よく『お尻を使え!』と言うけれど、この "ショルダーパッキング" を上手く使えない人は、残念ながらいくら頑張っても、お尻が使える様にはなりません。
お尻(大殿筋)が重要な理由は、身体の単体の筋肉の中で最も大きな筋肉であるからです。
ショルダーパッキングとは、"肩甲胸郭関節" という関節の安定性を保つ姿勢の事を指します。
この "肩甲胸郭関節" は "第2のコア" と呼ばれる程 (僕が勝手に呼んでいます) 重要な関節です。
このショルダーパッキングをうまく使う事ができれば、殿筋群の動員 (使える割合) 増え、それに伴い股関節の可動性の向上が可能です。
今回はこの『ショルダーパッキングの重要性』についてお話しします。
目次
ショルダーパッキングとは?
以前の記事でもお話しているので、簡単に説明します。
もし "ショルダーパッキング" を聞いた事がない方は、こちらの記事も読んでみてください。
#19 肩を痛めない為の重要な要素 ~ショルダーパッキングとは?~
□ ショルダーパッキング
『肩甲骨の適切なポジションを維持する姿勢』
具体的には、"肩甲胸郭関節の安定性" です。
言葉で説明すると、
肩甲骨の下制 (下げる) & わずかに内旋 (内に寄せる) させるポジションです。
この肩甲骨のポジションは、実はコア (腰椎骨盤帯) を安定させるくらい重要な身体の機能です。
"第2のコア" とも呼んでも過言ではありません。
なぜショルダーパッキングが、こんなにも重要なのでしょうか?
ショルダーパッキングとお尻
そもそも
"Joint by joint theory" (#4 パフォーマンス向上の為に絶対に必要な基礎知識 ~Joint by joint theory~ 参照) で肩甲胸郭関節は "スタビリティ関節" に当たります。
Joint by joint theoryをしっかりと理解されてる人は、これだけで今回の話は全て理解できたと思います。
ショルダーパッキングが適切にできると、胸郭 (肋骨の塊) が上がり胸椎の伸展位を保つ事ができます 。簡単に言うと胸を張った姿勢です。
背骨と骨盤は繋がっているので、これに伴って骨盤が適度に前傾します。
骨盤は、30°~40°が適切なポジションとされ、この角度の時が、最もコアの安定性を保つかとができます。
殿筋群は骨盤の上方に付着しているので、骨盤を前傾させる事で、テンションを掛けることができます。
これに伴い殿筋群の働きを強める事が可能に成るのです。
殿筋群の働きが強くなる理由には、筋肉の "長さ‐張力関係" という理論が関係しています。
筋肉の "長さ−張力関係"
骨盤の前傾により、お尻の働きが強くなる理由を説明するには、筋肉の "長さ-張力関係" という理論が必要です。
この理論を簡単に説明すると、
『筋肉には、"丁度良い長さ" があり、その長さが、短くても、長くても、自分が出せる筋出力は低下する。』
という理論です。
例えば、誰でも1度は腕立て伏せをした事があると思います。
腕立て伏せでは、基本的に負荷(自分の体重)は変わりません。しかし、地面から押す直後はきついのに、少し身体が持ち上がると途端にスッと上まで楽にあがる様に感じませんか?

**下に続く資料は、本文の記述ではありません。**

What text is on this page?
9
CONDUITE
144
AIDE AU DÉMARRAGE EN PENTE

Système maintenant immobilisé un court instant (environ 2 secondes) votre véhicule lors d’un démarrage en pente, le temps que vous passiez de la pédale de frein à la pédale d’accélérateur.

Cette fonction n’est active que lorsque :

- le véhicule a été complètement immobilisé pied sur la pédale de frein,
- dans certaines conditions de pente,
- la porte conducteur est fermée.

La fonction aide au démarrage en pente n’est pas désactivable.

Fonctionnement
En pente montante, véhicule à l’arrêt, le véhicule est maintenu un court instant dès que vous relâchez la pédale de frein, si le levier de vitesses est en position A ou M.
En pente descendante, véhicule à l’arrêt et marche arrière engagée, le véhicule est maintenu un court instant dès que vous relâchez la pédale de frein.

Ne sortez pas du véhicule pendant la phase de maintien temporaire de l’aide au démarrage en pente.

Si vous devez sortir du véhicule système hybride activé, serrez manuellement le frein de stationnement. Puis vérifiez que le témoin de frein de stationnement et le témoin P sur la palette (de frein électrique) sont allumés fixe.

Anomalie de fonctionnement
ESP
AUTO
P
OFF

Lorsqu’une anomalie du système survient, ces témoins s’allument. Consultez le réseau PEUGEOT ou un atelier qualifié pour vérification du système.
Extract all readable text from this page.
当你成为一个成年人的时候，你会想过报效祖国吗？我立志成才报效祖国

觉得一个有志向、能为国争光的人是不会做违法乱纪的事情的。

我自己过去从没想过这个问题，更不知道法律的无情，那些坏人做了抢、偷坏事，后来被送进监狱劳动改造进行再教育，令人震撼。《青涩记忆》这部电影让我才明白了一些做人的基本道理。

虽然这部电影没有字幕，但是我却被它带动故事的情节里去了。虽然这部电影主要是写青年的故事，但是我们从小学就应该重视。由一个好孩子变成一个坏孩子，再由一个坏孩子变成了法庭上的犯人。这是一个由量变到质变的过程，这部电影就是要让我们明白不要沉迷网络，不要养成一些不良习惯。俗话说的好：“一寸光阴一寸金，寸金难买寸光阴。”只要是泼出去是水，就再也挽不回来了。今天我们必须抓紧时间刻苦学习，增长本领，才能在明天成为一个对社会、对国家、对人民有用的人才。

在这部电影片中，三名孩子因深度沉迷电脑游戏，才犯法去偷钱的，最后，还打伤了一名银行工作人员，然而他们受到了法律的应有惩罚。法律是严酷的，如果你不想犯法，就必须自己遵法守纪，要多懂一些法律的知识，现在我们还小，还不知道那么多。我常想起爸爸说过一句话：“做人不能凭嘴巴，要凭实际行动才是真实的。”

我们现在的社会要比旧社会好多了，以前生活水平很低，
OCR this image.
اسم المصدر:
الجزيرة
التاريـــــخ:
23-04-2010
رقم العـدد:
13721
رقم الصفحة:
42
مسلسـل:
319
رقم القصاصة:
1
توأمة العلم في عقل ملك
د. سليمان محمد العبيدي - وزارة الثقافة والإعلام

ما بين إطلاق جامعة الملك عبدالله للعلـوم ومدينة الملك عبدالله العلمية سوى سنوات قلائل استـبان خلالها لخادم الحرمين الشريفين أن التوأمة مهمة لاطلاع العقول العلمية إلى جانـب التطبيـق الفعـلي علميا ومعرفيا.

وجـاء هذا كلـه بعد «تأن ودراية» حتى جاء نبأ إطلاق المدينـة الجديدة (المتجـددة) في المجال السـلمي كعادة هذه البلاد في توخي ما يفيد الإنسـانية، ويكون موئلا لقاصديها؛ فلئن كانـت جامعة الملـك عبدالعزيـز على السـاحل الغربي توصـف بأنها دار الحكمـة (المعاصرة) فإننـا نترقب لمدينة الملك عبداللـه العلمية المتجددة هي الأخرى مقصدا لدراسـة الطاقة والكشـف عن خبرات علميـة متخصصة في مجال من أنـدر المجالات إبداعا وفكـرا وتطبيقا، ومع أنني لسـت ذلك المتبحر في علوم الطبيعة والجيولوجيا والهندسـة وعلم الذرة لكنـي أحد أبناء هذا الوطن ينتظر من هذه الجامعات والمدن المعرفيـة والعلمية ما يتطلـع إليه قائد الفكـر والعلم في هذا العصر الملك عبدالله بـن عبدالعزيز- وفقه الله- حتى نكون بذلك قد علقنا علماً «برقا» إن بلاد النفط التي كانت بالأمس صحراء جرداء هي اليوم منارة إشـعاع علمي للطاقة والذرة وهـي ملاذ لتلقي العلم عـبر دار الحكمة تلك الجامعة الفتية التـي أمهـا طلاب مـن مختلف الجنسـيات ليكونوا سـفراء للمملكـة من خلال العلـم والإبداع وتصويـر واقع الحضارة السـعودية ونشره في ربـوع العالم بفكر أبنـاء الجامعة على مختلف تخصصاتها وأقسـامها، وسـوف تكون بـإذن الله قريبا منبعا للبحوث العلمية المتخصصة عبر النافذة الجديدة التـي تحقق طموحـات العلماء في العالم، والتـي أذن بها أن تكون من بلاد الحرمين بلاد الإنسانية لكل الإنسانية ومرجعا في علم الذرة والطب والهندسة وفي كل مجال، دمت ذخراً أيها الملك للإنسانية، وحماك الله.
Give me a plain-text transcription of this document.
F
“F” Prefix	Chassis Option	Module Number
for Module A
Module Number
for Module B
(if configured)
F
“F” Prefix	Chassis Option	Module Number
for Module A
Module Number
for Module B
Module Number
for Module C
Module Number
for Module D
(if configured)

腕立て伏せでは、主に大胸筋を使っていますが、下からの上げ始めでは筋肉が伸びています。
中盤から筋肉がある程度縮んでくると、筋肉の出力が増し、楽に上げる事ができるのです。
つまりショルダーパッキングに話を戻すと、
ショルダーパッキングを行い、骨盤前傾により殿筋群の長さが適度に伸ばされる事で、本来あるべき筋肉の長さになり、筋出力を高める事が可能になるのです。
まとめ
ショルダーパッキングにより "第2のコア" である肩甲胸郭関節を安定させることにより、骨盤の適切な前傾が保たれ、殿筋群の筋出力が向上されます。
また、これに伴うコア(腰椎骨盤帯)の安定により、股関節周辺の筋肉の緊張を緩める事が期待でき、股関節の可動性の向上も期待できます。
ショルダーパッキングを適切に行う為には、"胸椎の伸展可動域" や "僧帽筋下部の筋力" などが必要になってきます。
特にスポーツ動作で上体の前傾を取る場面(アスレティックポジションなど)で、ショルダーパッキングができているかどうかで、身体のパフォーマンス能力に大きく関わってくると思います。
【今日のつぶやき】
"顔本" "顔本" って言われたので、何の本かと思いましたが、冷静に考えたらFacebookの事でした…。
拡散力の低下してしまったFacebookは、ビジネスツールとしてもはやオワコン?もちろん有料広告か、バズってシェアされるという手段はありますが。